Bilal, yang oleh kaum Muslim lain disebut sebagai "tuan" karena pengetahuan dan rahmatnya, menjadi muazin Nabi Muhammad Shallallahu alaihi wa sallam. Ia bertanggung jawab memanggil umat Islam menunaikan sholat lima waktu melalui seruan azan.
Dalam memilih Bilal untuk peran terhormat ini, Nabi Muhammad Shallallahu alaihi wa sallam menunjukkan bahwa pengucilan sosial dan subordinasi berdasarkan warna kulit tidak diperbolehkan dalam masyarakat Islam.

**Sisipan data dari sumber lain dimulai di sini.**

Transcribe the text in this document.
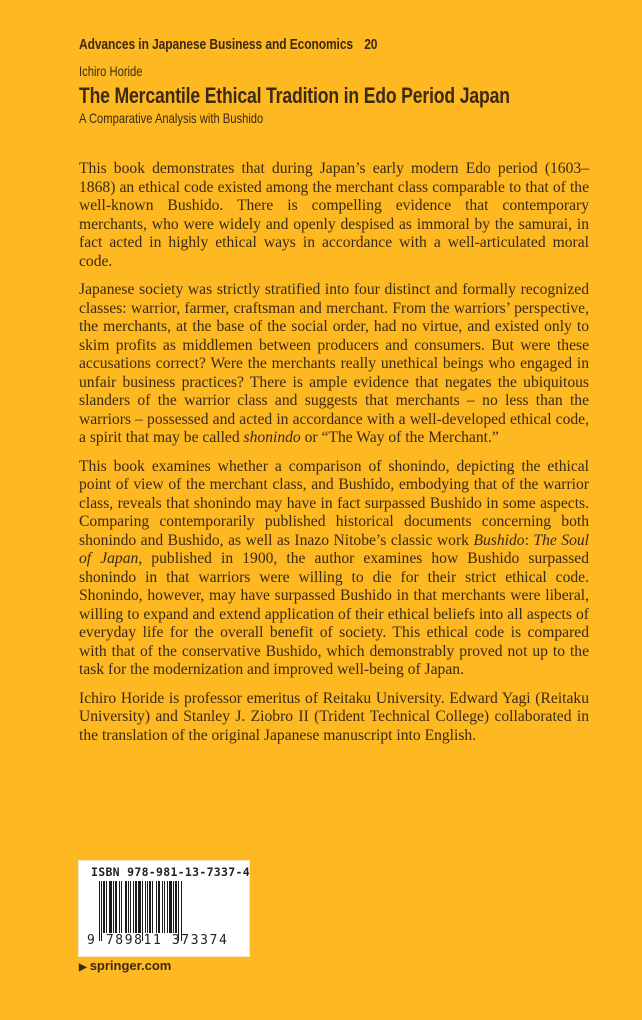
Advances in Japanese Business and Economics 20
Ichiro Horide
The Mercantile Ethical Tradition in Edo Period Japan
A Comparative Analysis with Bushido

This book demonstrates that during Japan’s early modern Edo period (1603–1868) an ethical code existed among the merchant class comparable to that of the well-known Bushido. There is compelling evidence that contemporary merchants, who were widely and openly despised as immoral by the samurai, in fact acted in highly ethical ways in accordance with a well-articulated moral code.

Japanese society was strictly stratified into four distinct and formally recognized classes: warrior, farmer, craftsman and merchant. From the warriors’ perspective, the merchants, at the base of the social order, had no virtue, and existed only to skim profits as middlemen between producers and consumers. But were these accusations correct? Were the merchants really unethical beings who engaged in unfair business practices? There is ample evidence that negates the ubiquitous slanders of the warrior class and suggests that merchants – no less than the warriors – possessed and acted in accordance with a well-developed ethical code, a spirit that may be called shonindo or “The Way of the Merchant.”

This book examines whether a comparison of shonindo, depicting the ethical point of view of the merchant class, and Bushido, embodying that of the warrior class, reveals that shonindo may have in fact surpassed Bushido in some aspects. Comparing contemporarily published historical documents concerning both shonindo and Bushido, as well as Inazo Nitobe’s classic work Bushido: The Soul of Japan, published in 1900, the author examines how Bushido surpassed shonindo in that warriors were willing to die for their strict ethical code. Shonindo, however, may have surpassed Bushido in that merchants were liberal, willing to expand and extend application of their ethical beliefs into all aspects of everyday life for the overall benefit of society. This ethical code is compared with that of the conservative Bushido, which demonstrably proved not up to the task for the modernization and improved well-being of Japan.

Ichiro Horide is professor emeritus of Reitaku University. Edward Yagi (Reitaku University) and Stanley J. Ziobro II (Trident Technical College) collaborated in the translation of the original Japanese manuscript into English.

ISBN 978-981-13-7337-4
9 789811 373374
▶ springer.com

Ajaran Nabi Muhammad Shallallahu alaihi wa sallam mengubah semua itu. Dia menekankan pentingnya kesalihan sebagai ciri penghormatan.
Dalam menantang Abu Dharr, Rasulullah Shallallahu alaihi wa sallam menunjukkan bahwa ia bersedia menegur, bahkan teman terdekatnya, jika orang itu merendahkan seseorang karena etnisnya.
Nabi Muhammad Shallallahu alaihi wa sallam percaya bahwa bentuk "kesukuan", atau al asabiyyah dalam bahasa Arab, bersifat mendorong orang ke loyalitas etnis bahkan bisa berarti mendukung ketidakadilan.